Equivalence of definitions of alternative ring

This article gives a proof/explanation of the equivalence of multiple definitions for the term alternative ring
View a complete list of pages giving proofs of equivalence of definitions

Statement

The following (all definitions of alternative ring) are equivalent for a non-associative ring ${\displaystyle R}$ with multiplication denoted by ${\displaystyle *}$:

1. ${\displaystyle (R,*)}$ is an Alternative magma (?), i.e., it satisfies the identities ${\displaystyle x*(x*y)=(x*x)*y}$ and ${\displaystyle x*(y*y)=(x*y)*y}$ for all ${\displaystyle x,y\in R}$.
2. ${\displaystyle (R,*)}$ is both a Left-alternative magma (?) and a Flexible magma (?), i.e., it satisfies the identities ${\displaystyle x*(x*y)=(x*x)*y}$ and ${\displaystyle x*(y*x)=(x*y)*x}$ for all ${\displaystyle x,y\in R}$.
3. ${\displaystyle (R,*)}$ is both a Right-alternative magma (?) and a Flexible magma (?), i.e., it satisfies the identities ${\displaystyle x*(y*y)=(x*y)*y}$ and ${\displaystyle x*(y*x)=(x*y)*x}$ for all ${\displaystyle x,y\in R}$.
4. The associator function on ${\displaystyle R}$ is an alternating function on any two of its variables.

Facts used

1. Alternating function condition is transitive

Proof

The associator function:

${\displaystyle a(x,y,z)=((x*y)*z)-(x*(y*z))}$

is additive separately in each variable, i.e., it is multi-additive.
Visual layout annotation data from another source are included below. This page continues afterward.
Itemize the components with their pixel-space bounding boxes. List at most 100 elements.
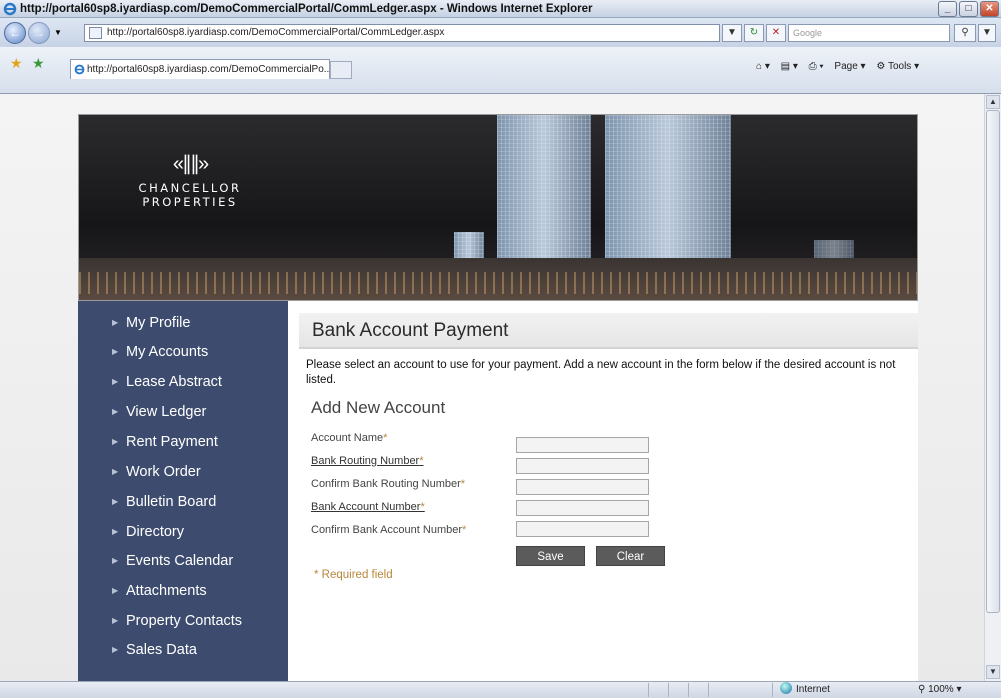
routing-number-link[interactable]: Bank Routing Number* [311, 452, 424, 470]
search-input[interactable]: Google [788, 24, 950, 42]
save-button[interactable]: Save [516, 546, 585, 566]
url-text: http://portal60sp8.iyardiasp.com/DemoCom… [107, 27, 445, 38]
sidebar-item-work-order[interactable]: ▶ Work Order [78, 458, 288, 486]
tools-menu[interactable]: ⚙ Tools ▾ [876, 61, 919, 72]
page-menu-label: Page [834, 61, 858, 72]
ie-logo-icon [3, 2, 17, 16]
status-divider [648, 683, 649, 697]
scroll-thumb[interactable] [986, 110, 1000, 613]
tower-image [605, 115, 731, 280]
page-menu[interactable]: Page ▾ [834, 61, 865, 72]
sidebar-item-label: Lease Abstract [126, 374, 222, 390]
sidebar-item-label: Property Contacts [126, 613, 243, 629]
feeds-icon[interactable]: ▤ ▾ [781, 61, 798, 72]
sidebar-item-sales-data[interactable]: ▶ Sales Data [78, 636, 288, 664]
arrow-right-icon: ▶ [112, 497, 119, 506]
favorites-star-icon[interactable]: ★ [10, 55, 23, 72]
tower-image [497, 115, 591, 280]
account-number-link[interactable]: Bank Account Number* [311, 498, 425, 516]
sidebar-item-view-ledger[interactable]: ▶ View Ledger [78, 398, 288, 426]
home-icon[interactable]: ⌂ ▾ [756, 61, 770, 72]
arrow-right-icon: ▶ [112, 347, 119, 356]
sidebar-item-label: Directory [126, 524, 185, 540]
page-viewport: «∥∥» CHANCELLOR PROPERTIES ▶ My Profile ▶… [0, 94, 984, 681]
sidebar-item-attachments[interactable]: ▶ Attachments [78, 577, 288, 605]
required-mark: * [383, 432, 388, 444]
scroll-up-icon[interactable]: ▲ [986, 95, 1000, 109]
minimize-button[interactable]: _ [938, 1, 957, 17]
browser-window: http://portal60sp8.iyardiasp.com/DemoCom… [0, 0, 1001, 698]
confirm-routing-field[interactable] [516, 479, 649, 495]
close-button[interactable]: ✕ [980, 1, 999, 17]
logo-mark-icon: «∥∥» [172, 153, 209, 175]
arrow-right-icon: ▶ [112, 467, 119, 476]
tab-current[interactable]: http://portal60sp8.iyardiasp.com/DemoCom… [70, 59, 330, 79]
url-field[interactable]: http://portal60sp8.iyardiasp.com/DemoCom… [84, 24, 720, 42]
label-text: Confirm Bank Account Number [311, 524, 463, 536]
arrow-right-icon: ▶ [112, 645, 119, 654]
page-title: Bank Account Payment [299, 313, 918, 349]
print-icon[interactable]: ⎙ ▾ [809, 61, 824, 72]
sidebar-item-bulletin-board[interactable]: ▶ Bulletin Board [78, 488, 288, 516]
sidebar-item-label: Events Calendar [126, 553, 234, 569]
required-mark: * [462, 524, 467, 536]
page-icon [89, 27, 102, 39]
add-favorite-icon[interactable]: ★ [32, 55, 45, 72]
sidebar-item-events-calendar[interactable]: ▶ Events Calendar [78, 547, 288, 575]
vertical-scrollbar[interactable]: ▲ ▼ [984, 94, 1001, 681]
tools-menu-label: Tools [887, 61, 912, 72]
logo-line-1: CHANCELLOR [138, 181, 242, 195]
status-divider [668, 683, 669, 697]
sidebar-item-label: Attachments [126, 583, 207, 599]
status-divider [772, 683, 773, 697]
search-options-icon[interactable]: ▼ [978, 24, 996, 42]
sidebar-item-my-profile[interactable]: ▶ My Profile [78, 309, 288, 337]
arrow-right-icon: ▶ [112, 407, 119, 416]
arrow-right-icon: ▶ [112, 586, 119, 595]
command-bar: ⌂ ▾ ▤ ▾ ⎙ ▾ Page ▾ ⚙ Tools ▾ [756, 61, 927, 72]
confirm-account-field[interactable] [516, 521, 649, 537]
sidebar-item-property-contacts[interactable]: ▶ Property Contacts [78, 607, 288, 635]
status-divider [688, 683, 689, 697]
confirm-routing-label: Confirm Bank Routing Number* [311, 475, 465, 493]
maximize-button[interactable]: □ [959, 1, 978, 17]
required-mark: * [420, 501, 425, 513]
refresh-icon[interactable]: ↻ [744, 24, 764, 42]
sidebar-nav: ▶ My Profile ▶ My Accounts ▶ Lease Abstract… [78, 301, 288, 681]
forward-button[interactable]: → [28, 22, 50, 44]
sidebar-item-directory[interactable]: ▶ Directory [78, 518, 288, 546]
required-mark: * [460, 478, 466, 490]
sidebar-item-rent-payment[interactable]: ▶ Rent Payment [78, 428, 288, 456]
security-zone[interactable]: Internet [780, 682, 830, 698]
required-field-note: * Required field [314, 569, 393, 581]
search-icon[interactable]: ⚲ [954, 24, 976, 42]
sidebar-item-label: My Accounts [126, 344, 209, 360]
clear-button[interactable]: Clear [596, 546, 665, 566]
sidebar-item-label: View Ledger [126, 404, 207, 420]
intro-text: Please select an account to use for your… [306, 359, 896, 386]
add-account-heading: Add New Account [311, 398, 446, 417]
url-dropdown-icon[interactable]: ▼ [722, 24, 742, 42]
new-tab-button[interactable] [330, 61, 352, 79]
label-text: Bank Routing Number [311, 455, 420, 467]
arrow-right-icon: ▶ [112, 318, 119, 327]
sidebar-item-my-accounts[interactable]: ▶ My Accounts [78, 338, 288, 366]
routing-number-field[interactable] [516, 458, 649, 474]
back-button[interactable]: ← [4, 22, 26, 44]
sidebar-item-label: Sales Data [126, 642, 197, 658]
zoom-control[interactable]: ⚲ 100% ▾ [918, 682, 962, 698]
scroll-down-icon[interactable]: ▼ [986, 665, 1000, 679]
status-bar: Internet ⚲ 100% ▾ [0, 681, 1001, 698]
sidebar-item-label: Bulletin Board [126, 494, 217, 510]
account-number-field[interactable] [516, 500, 649, 516]
required-mark: * [419, 455, 424, 467]
sidebar-item-lease-abstract[interactable]: ▶ Lease Abstract [78, 368, 288, 396]
label-text: Confirm Bank Routing Number [311, 478, 461, 490]
account-name-field[interactable] [516, 437, 649, 453]
logo-line-2: PROPERTIES [142, 195, 238, 209]
status-divider [708, 683, 709, 697]
history-dropdown-icon[interactable]: ▼ [54, 28, 62, 37]
sidebar-item-label: Rent Payment [126, 434, 218, 450]
portal-page: «∥∥» CHANCELLOR PROPERTIES ▶ My Profile ▶… [78, 114, 918, 681]
stop-icon[interactable]: ✕ [766, 24, 786, 42]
Here is what each condition says:

Condition name	Equational form	What does it tell us about the associator function?
left-alternative	${\displaystyle (x*x)*y=x*(x*y)}$	alternating in first and second variable
right-alternative	${\displaystyle (x*y)*y=x*(y*y)}$	alternating in second and third variable
flexible	${\displaystyle x*(y*x)=(x*y)*x}$	alternating in first and third variable

Fact (1) now tells us that any two of these conditions must imply the third, completing the proof.